Tulalip Tribes agree to buy land from Everett
TULALIP RESERVATION - The Tulalip Tribes have agreed to pay the city of Everett $7.37 million for 906 acres on the reservation.
Everett bought the land from Unocal in 1990 for $2.4 million, intending to make it a disposal site for sludge from the city's sewage plant. That plan was dropped due to opposition from reservation residents.
The city dramatically increased the land's value last year by submitting development plans to Snohomish County for a pair of 18-hole golf courses surrounded by 390 homes.
Although the purchase price is based upon the land's development potential, the Tulalips plan to leave the land vacant, said John McCoy, the tribes' executive director of governmental affairs.
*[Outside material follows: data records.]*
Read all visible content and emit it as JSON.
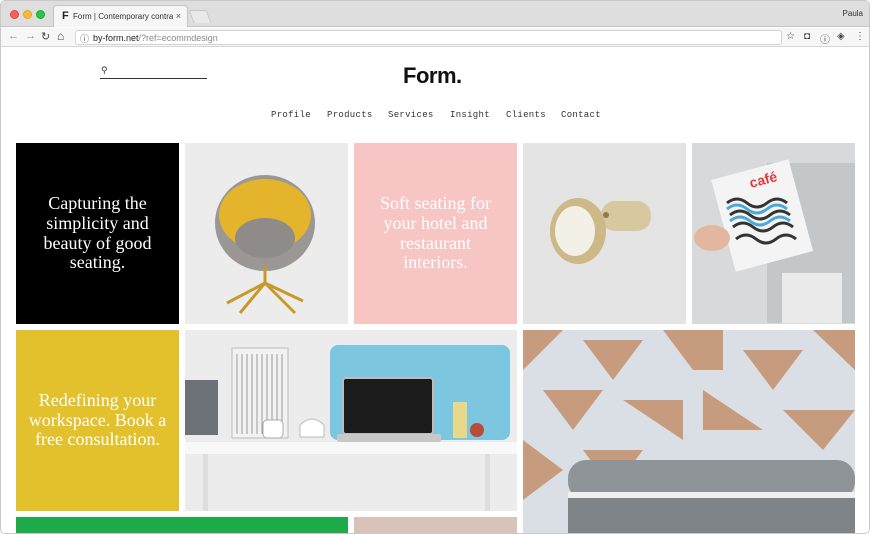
{
  "browser": {
    "tab_favicon": "F",
    "tab_title": "Form | Contemporary contract",
    "tab_close": "×",
    "user_name": "Paula",
    "url_host": "by-form.net",
    "url_path": "/?ref=ecommdesign",
    "info_icon": "ⓘ"
  },
  "header": {
    "search_icon": "⚲",
    "logo": "Form."
  },
  "menu": [
    "Profile",
    "Products",
    "Services",
    "Insight",
    "Clients",
    "Contact"
  ],
  "tiles": {
    "capturing": "Capturing the simplicity and beauty of good seating.",
    "soft_seating": "Soft seating for your hotel and restaurant interiors.",
    "redefining": "Redefining your workspace. Book a free consultation."
  },
  "colors": {
    "black_tile": "#000000",
    "pink_tile": "#f7c5c4",
    "yellow_tile": "#e3c12c",
    "green_tile": "#1dab4a"
  },
  "icons": [
    "back-arrow-icon",
    "forward-arrow-icon",
    "reload-icon",
    "home-icon",
    "star-icon",
    "pocket-icon",
    "info-icon",
    "layers-icon",
    "more-icon"
  ]
}
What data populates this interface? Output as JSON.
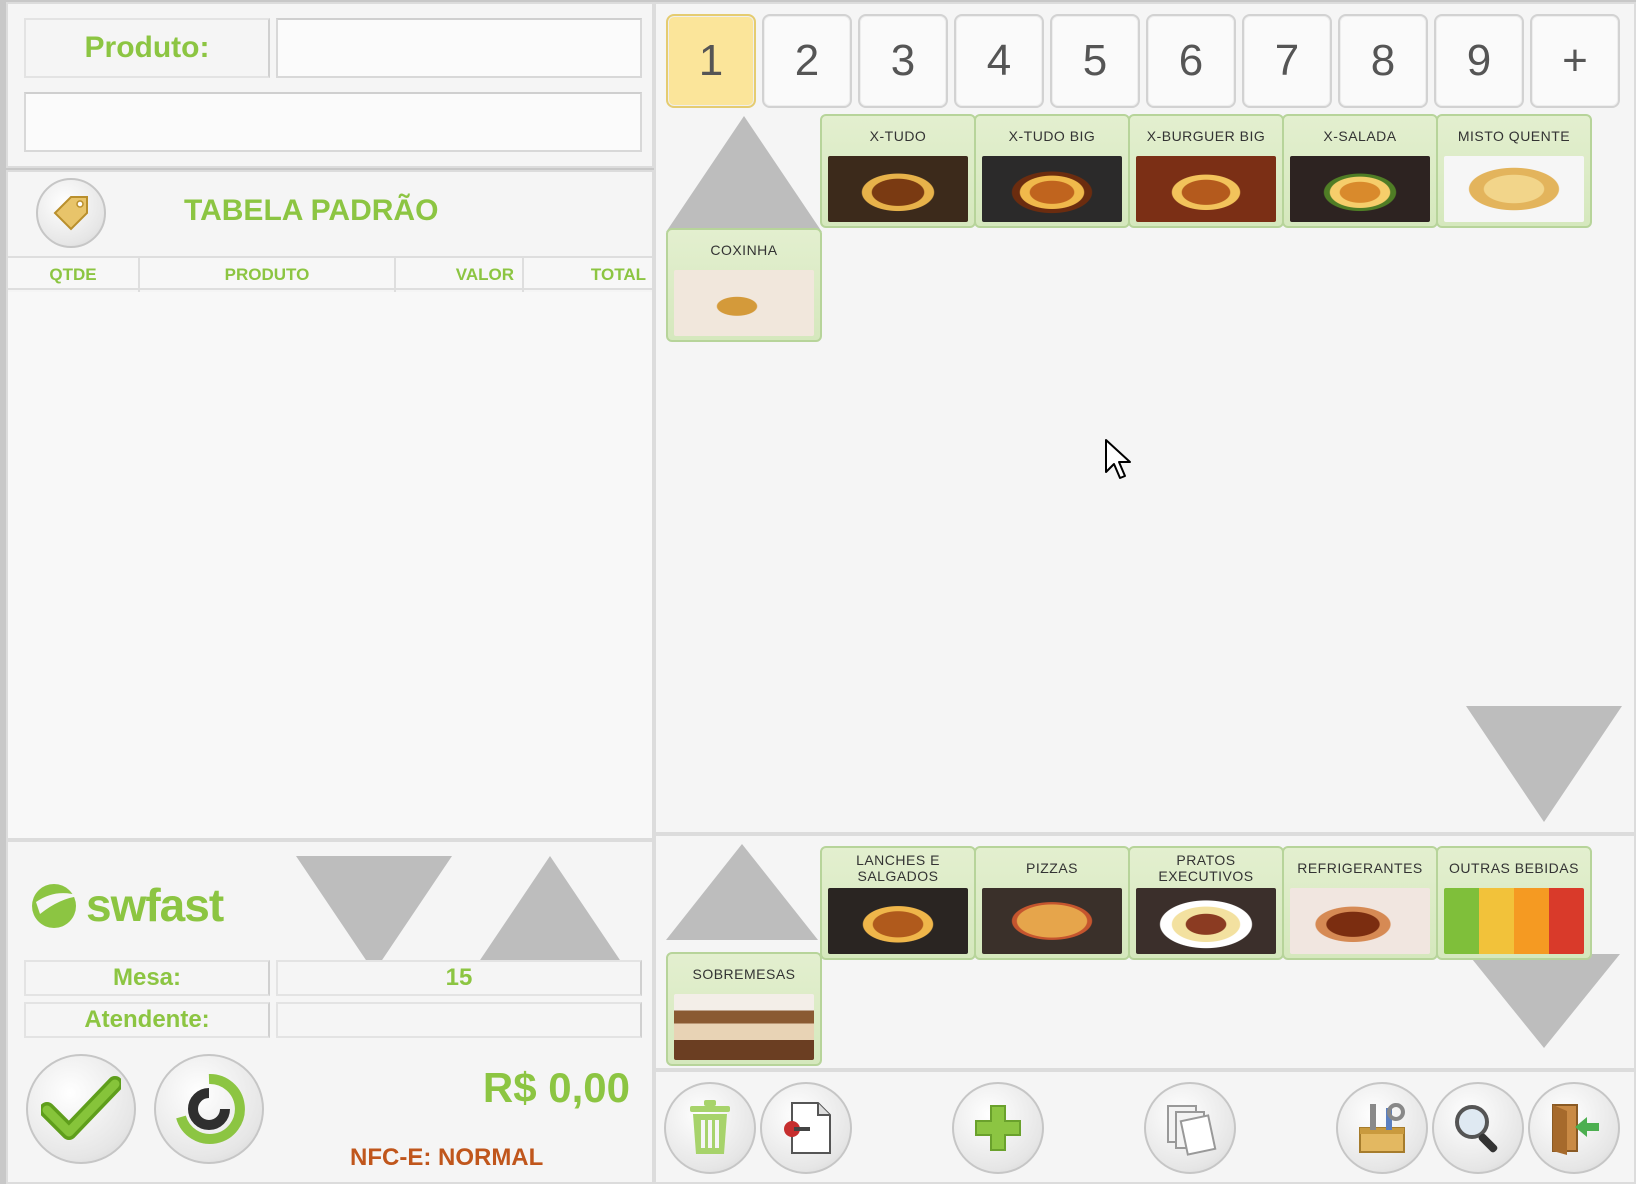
{
  "left": {
    "product_label": "Produto:",
    "product_value": "",
    "price_table": "TABELA PADRÃO",
    "columns": [
      "QTDE",
      "PRODUTO",
      "VALOR",
      "TOTAL"
    ],
    "brand": "swfast",
    "mesa_label": "Mesa:",
    "mesa_value": "15",
    "atendente_label": "Atendente:",
    "atendente_value": "",
    "total": "R$ 0,00",
    "nfce_status": "NFC-E: NORMAL"
  },
  "pages": [
    "1",
    "2",
    "3",
    "4",
    "5",
    "6",
    "7",
    "8",
    "9",
    "+"
  ],
  "active_page": "1",
  "products": [
    "X-TUDO",
    "X-TUDO BIG",
    "X-BURGUER BIG",
    "X-SALADA",
    "MISTO QUENTE",
    "COXINHA"
  ],
  "categories": [
    "LANCHES E SALGADOS",
    "PIZZAS",
    "PRATOS EXECUTIVOS",
    "REFRIGERANTES",
    "OUTRAS BEBIDAS",
    "SOBREMESAS"
  ],
  "toolbar_icons": [
    "trash-icon",
    "remove-document-icon",
    "add-icon",
    "documents-icon",
    "tools-icon",
    "search-icon",
    "exit-door-icon"
  ],
  "colors": {
    "accent": "#8cc542",
    "active_page": "#fbe59a",
    "nfce": "#c0561c",
    "tile": "#d5e8bd"
  }
}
The County Council last year rezoned thousands of acres of reservation land owned by non-Indians to allow much less development than previously permitted. Under the new rules, only one home per 10 acres - and no golf courses - may be built in many areas of the reservation. The action was requested by the Tulalips to protect the quality of water feeding into the tribes' salmon hatchery.
Everett got around those development restrictions by submitting its proposal to the county shortly before the County Council acted, thus grandfathering in the proposed golf-course community under the old rules.
The city and Tulalips are still working on final sale terms, McCoy said.